Cyanotype paper is commonly used to make "sun prints". This is a simple chemistry project suitable for all ages. A great way to spend a sunny day outdoors. Details about the procedure below.
- Includes 10 sheets of 8" x 10" paper
- 100lb to withstand rinsing
- Smooth surface for crisp images
- Double sided = 2x exposures
- 100% natural and eco-friendly
- Hydro-milled & archival quality
Procedure for use:
1. Choose a design: Objects that lay flat against the paper make the sharpest images. Leaves, paper cutouts, and transparencies are good examples. You can also cut the paper down to smaller sizes if you need it to fit a frame.

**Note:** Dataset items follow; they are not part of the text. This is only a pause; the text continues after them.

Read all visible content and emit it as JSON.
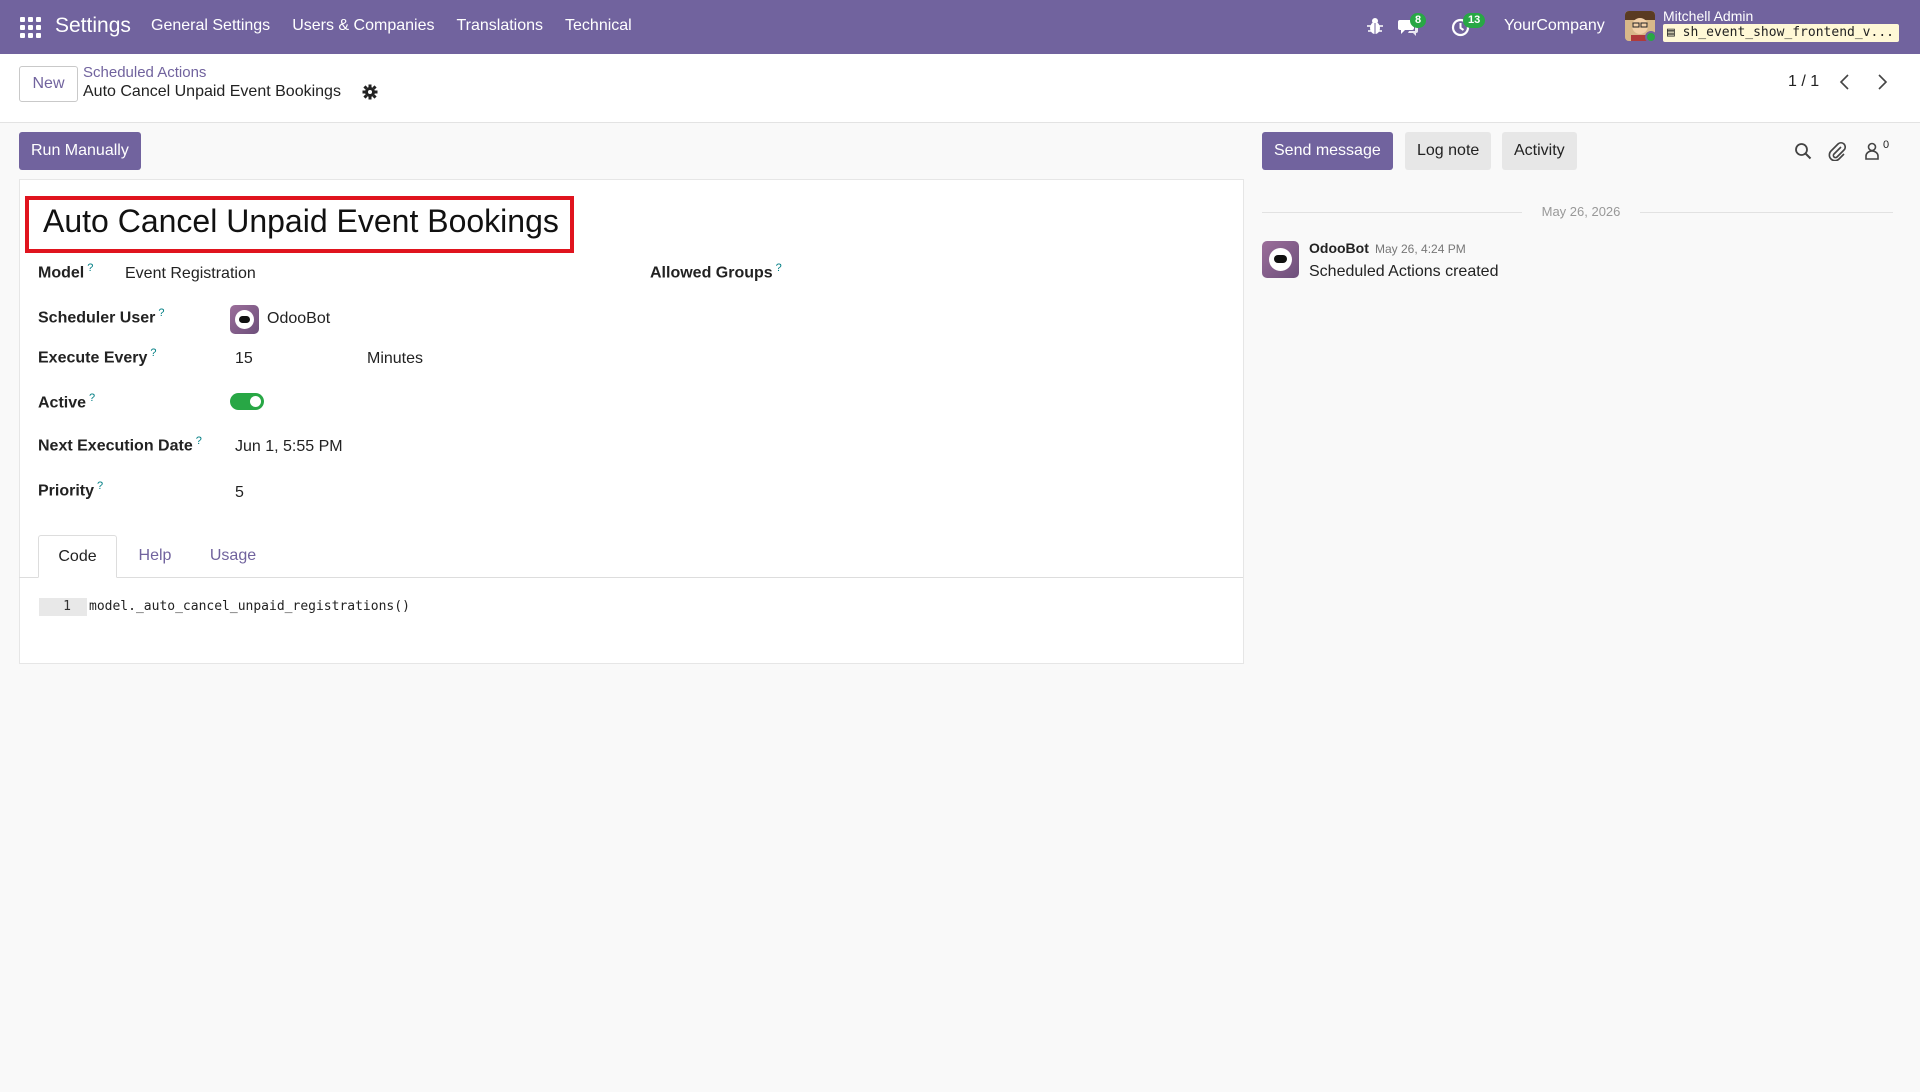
{
  "navbar": {
    "app_name": "Settings",
    "menu": [
      "General Settings",
      "Users & Companies",
      "Translations",
      "Technical"
    ],
    "chat_badge": "8",
    "activity_badge": "13",
    "company": "YourCompany",
    "user_name": "Mitchell Admin",
    "database": "sh_event_show_frontend_v..."
  },
  "control": {
    "new_label": "New",
    "breadcrumb_parent": "Scheduled Actions",
    "breadcrumb_current": "Auto Cancel Unpaid Event Bookings",
    "pager": "1 / 1"
  },
  "actions": {
    "run_manually": "Run Manually",
    "send_message": "Send message",
    "log_note": "Log note",
    "activity": "Activity",
    "follower_count": "0"
  },
  "form": {
    "title": "Auto Cancel Unpaid Event Bookings",
    "model_label": "Model",
    "model_value": "Event Registration",
    "allowed_groups_label": "Allowed Groups",
    "scheduler_user_label": "Scheduler User",
    "scheduler_user_value": "OdooBot",
    "execute_every_label": "Execute Every",
    "execute_every_value": "15",
    "execute_every_unit": "Minutes",
    "active_label": "Active",
    "active_value": true,
    "next_exec_label": "Next Execution Date",
    "next_exec_value": "Jun 1, 5:55 PM",
    "priority_label": "Priority",
    "priority_value": "5",
    "help_marker": "?"
  },
  "tabs": [
    {
      "label": "Code",
      "active": true
    },
    {
      "label": "Help",
      "active": false
    },
    {
      "label": "Usage",
      "active": false
    }
  ],
  "code": {
    "line_number": "1",
    "line": "model._auto_cancel_unpaid_registrations()"
  },
  "chatter": {
    "date_separator": "May 26, 2026",
    "message_author": "OdooBot",
    "message_date": "May 26, 4:24 PM",
    "message_body": "Scheduled Actions created"
  },
  "colors": {
    "brand": "#71639e",
    "success": "#28a745",
    "highlight": "#e0141e"
  }
}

2. Expose your image: Place your object on the paper and lay it in the sun. Exposure time will vary depending on the amount of sunlight. Longer exposure time will make the paper darker blue. Generally about 10 minutes is adequate time on a bright, sunny day but you may want to run a test print if you aren't sure. Tip: Both sides of the paper can be exposed, but make sure you do both sides before rinsing the paper. After exposure, remove the paper from the light.
3. Rinse your image: Rinse your exposed cyanotype paper under water for a few minutes until the water runs clear. The paper is made to withstand rinsing. Your image should begin to appear immediately. The paper will be cyan blue and your design will be white. Once you have rinsed the paper, the image is chemically set. Let it dry and you've made a blueprint!
You've probably seen cyanotype prints in the form of traditional engineering blueprints. Cyanotype paper, named after its cyan-blue hue, is type of paper that has been coated with a photosensitive solution. It was developed by Sir John Herschel in 1842 and its primary use was reproducing diagrams in engineering and architecture blueprints until it and other chemical printing methods became obsolete when Xerox photocopying machines became widely available.
The surface of the paper is coated with a photosensitive solution composed of potassium ferricyanide and ferric ammonium citrate that allows an image to be chemically transferred to the paper. This is done by placing a photographic negative or object atop the paper and letting UV rays “print” the image onto the cyanotype paper. The chemicals in the areas exposed to the light turn blue while the chemicals in unexposed areas wash away revealing the white paper beneath.
Anna Atkins used this paper for both biological imaging when she would place plant life onto this paper and used light to create its silhouette against the vivid blue. Check out her works!